Cerró los ojos y los recuerdos llegaron a su mente.
Ella dijo en aquella ocasión algo así como que el pan no se robaba por gusto y lo dijo de una manera tan llena de sentimiento que él se sorprendió, en ese momento no supo el porqué de ella había actuado así, pero ahora sabía que fue por lo que vivió en el instituto de Lady Wellington y tuvo ganas de ir a gritarle a aquella mujer, de ponerla en su lugar, de…
Bajó los hombros.
¿Qué derecho tenía de hacer aquello?
Después de todo él no había sido muy diferente. No le había dado oportunidad de explicarse, la juzgó, la condenó y le impuso el castigo que a él se le antojó.
Sentía la culpa y el dolor aplastándolo ahora más que nunca.
Helga no se reunió con él más tarde, sino que decidió acompañar a la esposa del vicario al pueblo para presentarse ante las demás mujeres del lugar que deseaban conocerla.
Arnold por su parte salió de la casa y vagó un rato por los alrededores, hasta que el atardecer lo sorprendió sumido en sus pensamientos, para cuando volvió ya era de noche.
Fue recibido por el ama de llaves, quien le informó que su esposa había vuelto, pero como no se sentía bien se había ido directo a su habitación.
—¿Se encuentra mal?
—Bueno, dijo que no era nada de cuidado, solo necesitaba descansar.
—Ya veo —aunque se preguntaba si era verdad lo que la mujer decía o era una excusa que Helga le había pedido decir para cubrir el hecho de que no quería verlo y la verdad, no la culpaba si así era.
—¿Desea cenar ahora? La cena ya está preparada.
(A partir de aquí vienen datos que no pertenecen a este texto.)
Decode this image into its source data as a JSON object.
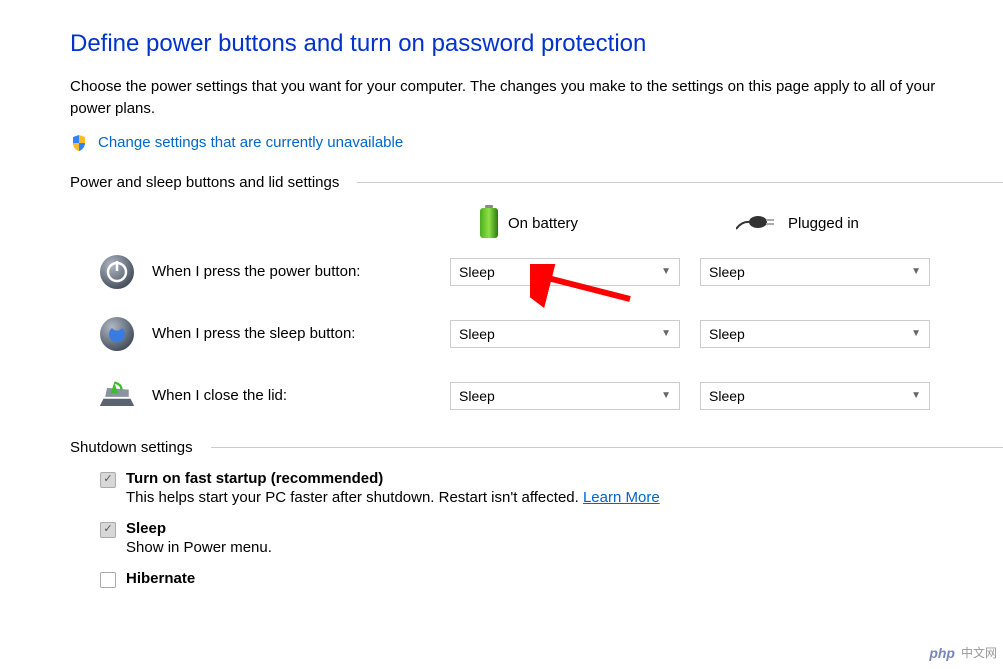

—No, gracias, yo también quiero descansar —comenzó a avanzar hacia las habitaciones y se detuvo antes de subir las escaleras —No quiero importunar el descanso de mi esposa ¿Hay alguna otra habitación preparada que pueda ocupar?
—Por supuesto, todas las habitaciones están limpias, puede tomar la que guste. Sólo que ordené que llevaran su equipaje al cuarto principal, el que ya ocupa la señora.
—No importa, me las arreglaré sin él por está noche.
—De acuerdo, señor. Buenas noches.
Helga tenía encendida solamente una tenue luz en su habitación. Estaba de pie frente a la puerta y la miraba intercaladamente a esta y al equipaje de Arnold, al otro extremo de la habitación ¿Por qué Arnold había dado la orden para que lo llevaran allí?
Escuchó unos pasos afuera en el pasillo, que se detuvieron frente a su puerta, era él sin duda.
¿Entraría a la habitación?
Aguantó la respiración en espera que él entrara, pero eso no pasó. Él siguió caminando y ella pudo oír como otra de las puertas era abierta.
Volvió a respirar...
Aunque no sabía si se sentía aliviada o decepcionada.
Miró de nueva cuenta el equipaje, sin entender lo que estaba pasando. De hecho no comprendía muchas cosas, como por qué la hicieron ir tan intempestivamente hacia allí, se suponía que viajaría junto con Arnold. O por qué el pedido de hablar cuando era una de las cosas que él evitaba hacer.
Y entonces en forma de respuesta un nombre llegó a su mente.
Hilda…
¿Acaso ya la había encontrado y estaban allí para hacer el cambio? Sí, seguramente eso era lo que ocurría.
Dio unos pasos hacia atrás sin dejar de mirar el equipaje y cuando chocó contra la cama se dejó caer en ella.
¿Tendría planeado que para esas horas ella ya no estuviera, sino que estuviera Hilda y con ella sí compartiría habitación?
Se había dicho a sí misma durante todo ese tiempo que su hermana era mejor para Arnold y que era su hermana quien debía de estar al lado de él, pero ahora veía claramente que solo se estuvo engañando, no quería que el momento en el que Hilda tomara su lugar como la señora Shortman llegara.
No quería pensar en ellos dos juntos, compartiendo lo que ella una vez compartió con él…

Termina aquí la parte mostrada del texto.